The Country Fire Service (CFS) has experienced an extremely busy fire season this year on the back of what has been an eventful few years for staff and volunteers.
While the fire season has already ended in the Upper South East it will finish in the Lower South East this week on April 30.
CFS Limestone Coast regional commander John Probert said there had not been many severe and catastrophic fire days issued, with most large fires occurring on days that were not classified as total fire bans.
Mr Probert said the worst fire in the region was the Coles fire with the Lucindale area being “smashed” with fires this year.
He said the causes of fire varied from lightning strikes to accidental ignitions as experienced in the Glenburnie area.
Mr Probert praised the preparation by residents which minimised the amount of property lost in the Glenburnie fire.
“That fire had a vast potential and while any fire is traumatic, the preparation undertaken by the community, in conjunction with fire crews, saved their houses,” he said.
“It is a combination of work from volunteer firefighters and residents preparing their homes which keeps the community safe in the event of a fire.
“The CFS staff have been working extremely long hours but most importantly our volunteers have been working under less-than-ideal circumstances, spending enormous hours on the fire grounds this year.
“It is a testament to our CFS volunteers because they put themselves in danger for the sake of the broader community and they certainly deserve praise for the fantastic work they have achieved.”
Compton CFS volunteer Wayne Richardson said his position was rewarding because he was able to help the community and work with a great bunch of people.
“It was another big year for us. We have 24 volunteers at Compton and all of them got a turn fighting fires this year,” he said.
“Despite it drawing to the end of the fire season the community should still remain vigilant.
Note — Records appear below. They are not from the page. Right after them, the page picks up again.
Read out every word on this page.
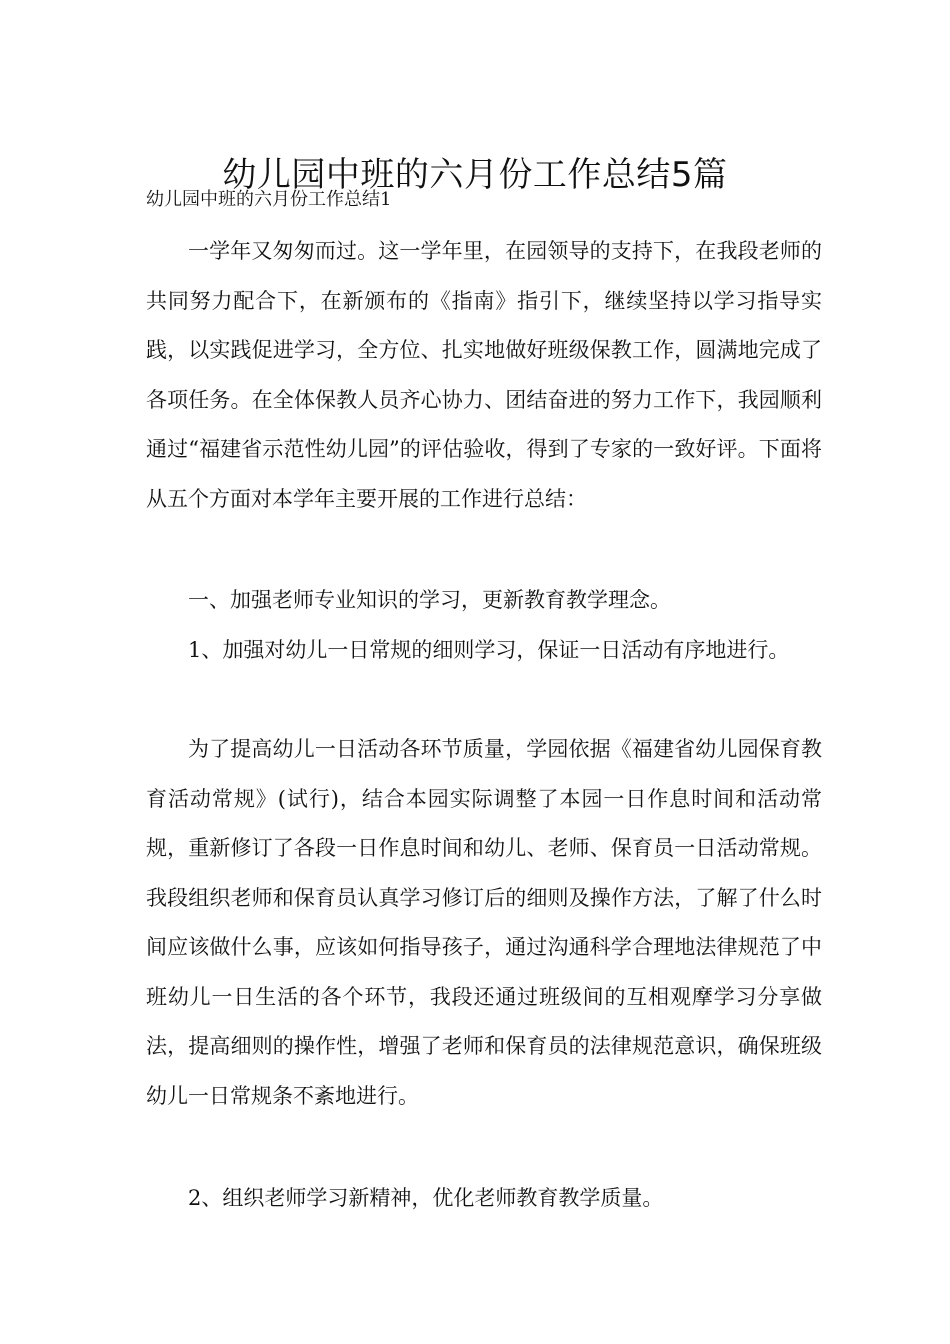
幼儿园中班的六月份工作总结5篇
幼儿园中班的六月份工作总结1

一学年又匆匆而过。这一学年里，在园领导的支持下，在我段老师的共同努力配合下，在新颁布的《指南》指引下，继续坚持以学习指导实践，以实践促进学习，全方位、扎实地做好班级保教工作，圆满地完成了各项任务。在全体保教人员齐心协力、团结奋进的努力工作下，我园顺利通过“福建省示范性幼儿园”的评估验收，得到了专家的一致好评。下面将从五个方面对本学年主要开展的工作进行总结：

一、加强老师专业知识的学习，更新教育教学理念。

1、加强对幼儿一日常规的细则学习，保证一日活动有序地进行。

为了提高幼儿一日活动各环节质量，学园依据《福建省幼儿园保育教育活动常规》(试行)，结合本园实际调整了本园一日作息时间和活动常规，重新修订了各段一日作息时间和幼儿、老师、保育员一日活动常规。我段组织老师和保育员认真学习修订后的细则及操作方法，了解了什么时间应该做什么事，应该如何指导孩子，通过沟通科学合理地法律规范了中班幼儿一日生活的各个环节，我段还通过班级间的互相观摩学习分享做法，提高细则的操作性，增强了老师和保育员的法律规范意识，确保班级幼儿一日常规条不紊地进行。

2、组织老师学习新精神，优化老师教育教学质量。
“Once the fire season ends we see a lot of house fires, so we urge residents to clean out their chimneys and indoor barbecues.”
The aerial fire bombers based at Mount Gambier’s airport were also kept busy throughout the season experiencing one of their biggest years to date.
They tended to 51 incidents in the Lower South East with more than 70 hours of flying time and close to 400 drops totalling almost 900,000 litres of water.
The bombers assisted in Mount Gambier’s Crater Lakes fire and traversed the border to help in the Wrattonbully fire that burnt 7000 hectares.